Semantic Invariance in Agentic AI

Imagine you have hired a team of brilliant, hyper-intelligent consultants (these are the AI models) to solve complex problems for your company. You ask them a question, and they give you a perfect answer. You are thrilled.

But then, you ask the exact same question again, just phrasing it slightly differently. Maybe you swap a few words, tell the story in a different order, or add a little extra background context.

The Shocking Discovery:
In many cases, your brilliant consultant suddenly gives you a completely different, wrong, or confused answer. It's as if they forgot what you asked the first time, even though the meaning hasn't changed at all.

This paper is about testing exactly how "jittery" these AI consultants are when you change the wording of their instructions. The authors call this "Semantic Invariance"—a fancy way of saying: "If the meaning is the same, the answer should be the same."

The Experiment: The "Shape-Shifting" Test

The researchers didn't just ask the AI the same question twice. They used a clever testing method called Metamorphic Testing. Think of it like a "shapeshifting" challenge for the AI.

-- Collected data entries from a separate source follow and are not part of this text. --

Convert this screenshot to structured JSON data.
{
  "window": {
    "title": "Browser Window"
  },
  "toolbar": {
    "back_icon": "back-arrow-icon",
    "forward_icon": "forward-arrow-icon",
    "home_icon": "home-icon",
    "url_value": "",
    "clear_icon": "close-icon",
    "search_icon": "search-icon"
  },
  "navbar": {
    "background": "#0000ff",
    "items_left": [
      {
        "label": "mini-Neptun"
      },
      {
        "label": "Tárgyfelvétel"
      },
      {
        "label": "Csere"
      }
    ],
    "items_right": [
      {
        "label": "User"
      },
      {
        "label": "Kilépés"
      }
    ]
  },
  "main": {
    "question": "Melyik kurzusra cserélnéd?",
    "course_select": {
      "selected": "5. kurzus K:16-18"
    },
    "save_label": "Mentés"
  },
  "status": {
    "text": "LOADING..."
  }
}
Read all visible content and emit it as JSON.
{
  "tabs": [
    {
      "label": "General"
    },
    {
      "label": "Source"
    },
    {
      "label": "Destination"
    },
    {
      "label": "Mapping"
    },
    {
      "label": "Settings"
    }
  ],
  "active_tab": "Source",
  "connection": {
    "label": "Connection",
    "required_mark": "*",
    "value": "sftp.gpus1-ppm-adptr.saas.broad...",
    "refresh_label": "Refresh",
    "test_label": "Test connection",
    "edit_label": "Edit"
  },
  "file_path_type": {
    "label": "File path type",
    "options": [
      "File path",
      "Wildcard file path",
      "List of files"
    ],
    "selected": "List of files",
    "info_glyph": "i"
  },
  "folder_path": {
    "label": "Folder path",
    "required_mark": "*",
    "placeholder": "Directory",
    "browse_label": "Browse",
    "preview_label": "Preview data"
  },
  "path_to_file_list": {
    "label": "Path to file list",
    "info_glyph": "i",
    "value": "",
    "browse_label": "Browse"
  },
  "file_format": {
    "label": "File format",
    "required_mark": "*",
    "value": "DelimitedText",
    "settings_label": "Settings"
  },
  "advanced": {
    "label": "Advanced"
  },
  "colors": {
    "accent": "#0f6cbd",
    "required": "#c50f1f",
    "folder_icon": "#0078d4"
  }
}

They took 19 difficult problems (like math puzzles, physics scenarios, and logic riddles) and gave them to 7 different AI models. But before the AI could answer, the researchers applied 8 different "filters" to the questions:

The Mirror (Identity): Just asking the exact same question (to check if the AI is consistent with itself).
The Translator (Paraphrase): Rewording the question using different synonyms.
The Shuffler (Reorder): Mixing up the order of the facts. (e.g., "The ball is red" then "The ball is heavy" vs. "The ball is heavy" then "The ball is red").
The Storyteller (Expand): Adding extra, unnecessary details to the story.
The Editor (Contract): Cutting out all the fluff and getting straight to the point.
The Professor (Academic Context): Framing the question like a textbook exam.
The CEO (Business Context): Framing the question like a corporate meeting.
The Devil's Advocate (Contrastive): Adding a confusing "what if" scenario or a common mistake to distract the AI.

The Big Surprises

The results turned the common belief that "Bigger is Better" on its head.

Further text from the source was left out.